En rueda de prensa, la legisladora dejó claro que su decisión no implica un abandono de los principios y valores que históricamente ha defendido Acción Nacional, sino una ruptura con una estructura partidista que, dijo, se ha alejado de sus ideales fundacionales y ha cerrado espacios a las voces críticas.
“No renuncio a mis principios, no renuncio a mis valores y no renuncio a mi vocación de servicio. Eso permanece intacto. Lo que hoy cierro es un ciclo institucional que dejó de ser congruente con ellos”, afirmó.
Puente denunció que durante su labor como diputada ha sido objeto de ataques, descalificaciones y bloqueos por parte de integrantes del propio PAN, quienes —según señaló— frenaron iniciativas, limitaron su participación y obstaculizaron su incidencia legislativa, priorizando intereses internos por encima del trabajo a favor de la ciudadanía. “Hubo una línea clara entre el Comité Directivo Estatal y un grupo parlamentario orientada a obstaculizar mi trabajo, a limitar mi capacidad de incidencia y a frenar un ejercicio legislativo guiado por resultados y no por lealtades internas”, denunció.
La salida de la diputada no es un hecho aislado.
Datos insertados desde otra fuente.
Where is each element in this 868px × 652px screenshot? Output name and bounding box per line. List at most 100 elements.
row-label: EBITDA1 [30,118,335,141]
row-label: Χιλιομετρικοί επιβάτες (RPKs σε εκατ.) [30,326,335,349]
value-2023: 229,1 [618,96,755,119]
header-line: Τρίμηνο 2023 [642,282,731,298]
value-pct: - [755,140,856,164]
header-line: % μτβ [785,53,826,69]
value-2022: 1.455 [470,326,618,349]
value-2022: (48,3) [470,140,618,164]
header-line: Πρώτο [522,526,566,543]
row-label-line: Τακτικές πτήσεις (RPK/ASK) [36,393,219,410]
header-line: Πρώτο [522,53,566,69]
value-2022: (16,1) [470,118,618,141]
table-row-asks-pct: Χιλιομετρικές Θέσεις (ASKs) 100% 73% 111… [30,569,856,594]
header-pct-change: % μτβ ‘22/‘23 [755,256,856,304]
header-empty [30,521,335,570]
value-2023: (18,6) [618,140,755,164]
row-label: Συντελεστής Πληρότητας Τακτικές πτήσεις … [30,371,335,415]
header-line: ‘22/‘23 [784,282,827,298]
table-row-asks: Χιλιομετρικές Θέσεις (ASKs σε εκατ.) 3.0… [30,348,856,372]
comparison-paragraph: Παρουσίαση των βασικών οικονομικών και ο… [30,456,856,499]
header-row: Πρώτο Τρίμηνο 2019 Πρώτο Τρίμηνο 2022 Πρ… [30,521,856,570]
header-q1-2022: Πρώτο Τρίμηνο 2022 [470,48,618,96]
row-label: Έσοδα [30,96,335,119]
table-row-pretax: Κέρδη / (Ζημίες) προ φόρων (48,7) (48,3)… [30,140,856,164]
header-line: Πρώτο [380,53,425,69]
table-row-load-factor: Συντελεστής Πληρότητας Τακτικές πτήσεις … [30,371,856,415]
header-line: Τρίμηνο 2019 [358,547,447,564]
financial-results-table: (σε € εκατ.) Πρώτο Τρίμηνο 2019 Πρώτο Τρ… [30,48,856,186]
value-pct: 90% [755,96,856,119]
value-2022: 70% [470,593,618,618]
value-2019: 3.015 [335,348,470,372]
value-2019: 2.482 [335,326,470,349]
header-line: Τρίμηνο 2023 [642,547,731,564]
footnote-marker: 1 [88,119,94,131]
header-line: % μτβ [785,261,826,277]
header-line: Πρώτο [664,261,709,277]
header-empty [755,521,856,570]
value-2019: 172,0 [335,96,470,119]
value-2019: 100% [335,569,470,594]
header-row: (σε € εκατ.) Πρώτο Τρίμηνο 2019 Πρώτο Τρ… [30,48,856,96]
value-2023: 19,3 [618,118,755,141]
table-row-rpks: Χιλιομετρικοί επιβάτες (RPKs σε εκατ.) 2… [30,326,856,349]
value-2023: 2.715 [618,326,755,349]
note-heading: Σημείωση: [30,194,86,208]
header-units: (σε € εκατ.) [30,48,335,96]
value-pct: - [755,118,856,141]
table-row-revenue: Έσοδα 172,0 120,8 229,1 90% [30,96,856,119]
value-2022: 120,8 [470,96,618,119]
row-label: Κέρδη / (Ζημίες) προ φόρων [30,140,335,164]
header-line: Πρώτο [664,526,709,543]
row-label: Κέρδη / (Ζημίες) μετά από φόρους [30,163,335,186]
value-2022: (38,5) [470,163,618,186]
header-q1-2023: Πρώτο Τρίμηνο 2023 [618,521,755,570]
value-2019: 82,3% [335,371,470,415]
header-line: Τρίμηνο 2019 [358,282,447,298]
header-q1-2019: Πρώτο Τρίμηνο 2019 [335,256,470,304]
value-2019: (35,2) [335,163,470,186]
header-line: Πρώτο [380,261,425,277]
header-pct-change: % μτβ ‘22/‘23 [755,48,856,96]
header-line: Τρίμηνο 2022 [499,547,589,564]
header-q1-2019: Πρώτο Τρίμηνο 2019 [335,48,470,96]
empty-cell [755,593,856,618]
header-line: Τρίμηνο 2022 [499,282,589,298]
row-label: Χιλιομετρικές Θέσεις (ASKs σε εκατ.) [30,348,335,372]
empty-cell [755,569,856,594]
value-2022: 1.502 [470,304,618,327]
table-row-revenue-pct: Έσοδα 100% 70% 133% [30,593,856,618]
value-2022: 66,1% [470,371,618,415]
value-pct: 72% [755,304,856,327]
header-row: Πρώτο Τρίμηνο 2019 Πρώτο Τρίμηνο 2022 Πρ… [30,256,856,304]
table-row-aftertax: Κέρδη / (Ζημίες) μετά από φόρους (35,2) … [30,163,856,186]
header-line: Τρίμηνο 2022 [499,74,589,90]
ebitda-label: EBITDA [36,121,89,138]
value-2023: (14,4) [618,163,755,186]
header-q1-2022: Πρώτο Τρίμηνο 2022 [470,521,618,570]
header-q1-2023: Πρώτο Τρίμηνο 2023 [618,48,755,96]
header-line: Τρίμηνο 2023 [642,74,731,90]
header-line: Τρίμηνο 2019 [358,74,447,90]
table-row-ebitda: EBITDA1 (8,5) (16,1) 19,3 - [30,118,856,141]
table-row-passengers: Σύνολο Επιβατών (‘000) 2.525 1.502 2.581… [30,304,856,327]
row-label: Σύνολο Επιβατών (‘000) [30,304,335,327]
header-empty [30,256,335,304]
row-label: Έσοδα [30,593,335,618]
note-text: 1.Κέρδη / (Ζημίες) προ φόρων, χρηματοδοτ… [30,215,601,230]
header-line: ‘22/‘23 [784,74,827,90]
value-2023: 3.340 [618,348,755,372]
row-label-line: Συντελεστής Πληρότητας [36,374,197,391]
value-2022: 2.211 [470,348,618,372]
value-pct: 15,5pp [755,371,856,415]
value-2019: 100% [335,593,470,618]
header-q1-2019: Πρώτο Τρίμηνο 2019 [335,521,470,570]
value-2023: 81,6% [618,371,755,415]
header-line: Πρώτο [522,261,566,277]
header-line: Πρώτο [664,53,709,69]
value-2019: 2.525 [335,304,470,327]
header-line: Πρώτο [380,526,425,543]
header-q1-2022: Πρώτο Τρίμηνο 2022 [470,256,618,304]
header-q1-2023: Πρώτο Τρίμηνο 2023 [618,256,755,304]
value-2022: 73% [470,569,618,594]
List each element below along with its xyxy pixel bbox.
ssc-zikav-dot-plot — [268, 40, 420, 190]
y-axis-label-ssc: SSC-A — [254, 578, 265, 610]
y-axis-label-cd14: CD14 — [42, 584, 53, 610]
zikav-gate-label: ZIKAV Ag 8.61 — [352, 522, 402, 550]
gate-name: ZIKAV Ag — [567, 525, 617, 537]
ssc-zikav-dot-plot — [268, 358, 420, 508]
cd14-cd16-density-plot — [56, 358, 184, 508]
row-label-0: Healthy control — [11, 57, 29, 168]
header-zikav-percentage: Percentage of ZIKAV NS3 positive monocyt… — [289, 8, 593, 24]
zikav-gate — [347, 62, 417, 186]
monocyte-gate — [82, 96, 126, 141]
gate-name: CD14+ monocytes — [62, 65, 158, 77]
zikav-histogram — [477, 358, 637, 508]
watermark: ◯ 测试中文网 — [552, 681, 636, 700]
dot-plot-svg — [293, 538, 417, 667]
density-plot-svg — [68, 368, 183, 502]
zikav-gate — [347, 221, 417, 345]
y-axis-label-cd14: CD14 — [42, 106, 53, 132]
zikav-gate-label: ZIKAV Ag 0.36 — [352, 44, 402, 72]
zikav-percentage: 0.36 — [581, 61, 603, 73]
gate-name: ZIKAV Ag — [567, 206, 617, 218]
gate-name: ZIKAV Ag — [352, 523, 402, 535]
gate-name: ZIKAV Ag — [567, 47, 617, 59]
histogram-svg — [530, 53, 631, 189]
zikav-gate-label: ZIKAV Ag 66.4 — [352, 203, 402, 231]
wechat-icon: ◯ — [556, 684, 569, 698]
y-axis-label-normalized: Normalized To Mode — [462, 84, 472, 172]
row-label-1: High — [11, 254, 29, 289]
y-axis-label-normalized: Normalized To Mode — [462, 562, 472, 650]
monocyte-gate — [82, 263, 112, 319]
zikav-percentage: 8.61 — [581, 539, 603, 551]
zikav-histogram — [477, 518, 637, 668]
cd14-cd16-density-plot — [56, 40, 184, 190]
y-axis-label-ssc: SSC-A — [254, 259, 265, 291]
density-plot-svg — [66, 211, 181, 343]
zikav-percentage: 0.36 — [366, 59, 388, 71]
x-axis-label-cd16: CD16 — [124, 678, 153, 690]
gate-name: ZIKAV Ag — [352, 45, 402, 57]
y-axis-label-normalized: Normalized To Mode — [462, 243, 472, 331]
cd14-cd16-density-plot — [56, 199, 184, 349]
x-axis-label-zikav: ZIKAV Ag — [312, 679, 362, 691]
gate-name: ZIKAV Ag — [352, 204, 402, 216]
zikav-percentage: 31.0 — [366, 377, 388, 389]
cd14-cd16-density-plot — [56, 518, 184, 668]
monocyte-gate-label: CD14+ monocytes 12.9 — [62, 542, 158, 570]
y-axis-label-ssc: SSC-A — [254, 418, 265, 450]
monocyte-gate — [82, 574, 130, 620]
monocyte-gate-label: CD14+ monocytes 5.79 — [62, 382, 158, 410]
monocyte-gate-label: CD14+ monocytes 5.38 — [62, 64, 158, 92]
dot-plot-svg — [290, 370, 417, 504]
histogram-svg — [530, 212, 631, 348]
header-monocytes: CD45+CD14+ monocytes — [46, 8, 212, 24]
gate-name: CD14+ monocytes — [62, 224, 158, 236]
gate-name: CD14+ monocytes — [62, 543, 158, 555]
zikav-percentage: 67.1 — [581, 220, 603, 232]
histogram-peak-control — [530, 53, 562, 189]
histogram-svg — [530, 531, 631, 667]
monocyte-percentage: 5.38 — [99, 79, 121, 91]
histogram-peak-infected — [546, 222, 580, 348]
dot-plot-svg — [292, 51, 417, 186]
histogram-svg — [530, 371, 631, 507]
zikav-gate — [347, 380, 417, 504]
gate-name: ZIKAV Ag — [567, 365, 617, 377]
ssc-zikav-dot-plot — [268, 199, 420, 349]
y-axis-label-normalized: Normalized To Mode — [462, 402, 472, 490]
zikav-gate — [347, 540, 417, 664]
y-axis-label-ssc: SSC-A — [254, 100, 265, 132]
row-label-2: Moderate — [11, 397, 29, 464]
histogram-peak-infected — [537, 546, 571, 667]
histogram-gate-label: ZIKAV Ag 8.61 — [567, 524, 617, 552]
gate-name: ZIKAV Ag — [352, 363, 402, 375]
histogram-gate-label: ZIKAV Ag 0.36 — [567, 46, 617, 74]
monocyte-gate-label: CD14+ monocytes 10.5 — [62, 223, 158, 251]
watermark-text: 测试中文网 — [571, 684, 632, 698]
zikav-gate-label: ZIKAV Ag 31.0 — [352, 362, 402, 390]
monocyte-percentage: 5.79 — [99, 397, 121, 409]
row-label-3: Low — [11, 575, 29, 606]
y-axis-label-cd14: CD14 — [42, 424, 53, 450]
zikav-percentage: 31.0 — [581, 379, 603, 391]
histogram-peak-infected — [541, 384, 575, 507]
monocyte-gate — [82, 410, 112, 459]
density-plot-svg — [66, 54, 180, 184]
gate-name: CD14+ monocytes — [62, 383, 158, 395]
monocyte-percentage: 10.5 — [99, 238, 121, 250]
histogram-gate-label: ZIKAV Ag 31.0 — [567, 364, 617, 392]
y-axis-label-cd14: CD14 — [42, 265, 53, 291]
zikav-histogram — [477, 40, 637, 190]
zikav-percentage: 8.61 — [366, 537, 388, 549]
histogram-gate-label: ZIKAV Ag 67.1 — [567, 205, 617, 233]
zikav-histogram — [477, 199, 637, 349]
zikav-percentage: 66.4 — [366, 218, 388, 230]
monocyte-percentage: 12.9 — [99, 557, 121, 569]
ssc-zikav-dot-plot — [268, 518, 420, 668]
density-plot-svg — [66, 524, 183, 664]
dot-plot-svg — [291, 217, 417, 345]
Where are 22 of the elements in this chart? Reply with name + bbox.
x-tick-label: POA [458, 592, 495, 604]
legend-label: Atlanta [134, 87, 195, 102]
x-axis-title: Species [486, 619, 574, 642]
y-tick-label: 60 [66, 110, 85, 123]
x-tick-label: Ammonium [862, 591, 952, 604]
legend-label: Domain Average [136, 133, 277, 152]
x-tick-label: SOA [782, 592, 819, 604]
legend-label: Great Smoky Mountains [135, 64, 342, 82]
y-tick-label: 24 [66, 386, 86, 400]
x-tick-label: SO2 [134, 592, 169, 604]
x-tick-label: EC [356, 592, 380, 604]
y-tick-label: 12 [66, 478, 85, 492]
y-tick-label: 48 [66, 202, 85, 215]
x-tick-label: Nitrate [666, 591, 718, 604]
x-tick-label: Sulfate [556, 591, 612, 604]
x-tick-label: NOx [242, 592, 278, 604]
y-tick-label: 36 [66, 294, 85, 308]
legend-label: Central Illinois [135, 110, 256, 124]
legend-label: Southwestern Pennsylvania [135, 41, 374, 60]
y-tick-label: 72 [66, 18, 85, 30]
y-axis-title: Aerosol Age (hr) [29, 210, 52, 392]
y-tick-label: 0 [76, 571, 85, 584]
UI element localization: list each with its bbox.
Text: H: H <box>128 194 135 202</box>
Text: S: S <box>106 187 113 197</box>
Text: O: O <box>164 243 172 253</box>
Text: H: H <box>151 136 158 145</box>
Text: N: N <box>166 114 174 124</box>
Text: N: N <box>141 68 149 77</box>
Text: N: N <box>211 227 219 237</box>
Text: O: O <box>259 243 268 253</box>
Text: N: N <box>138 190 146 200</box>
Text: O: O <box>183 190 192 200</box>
Con ella, otros 11 militantes también abandonan el PAN, marcando una desbandada significativa que evidencia la crisis interna que atraviesa el partido a nivel local.
Finalmente, Aranzazú Puente aclaró que por ahora no se integrará a ninguna otra fuerza política, aunque reconoció que sí ha habido acercamientos de otros partidos, los cuales —dijo— analizará con cautela.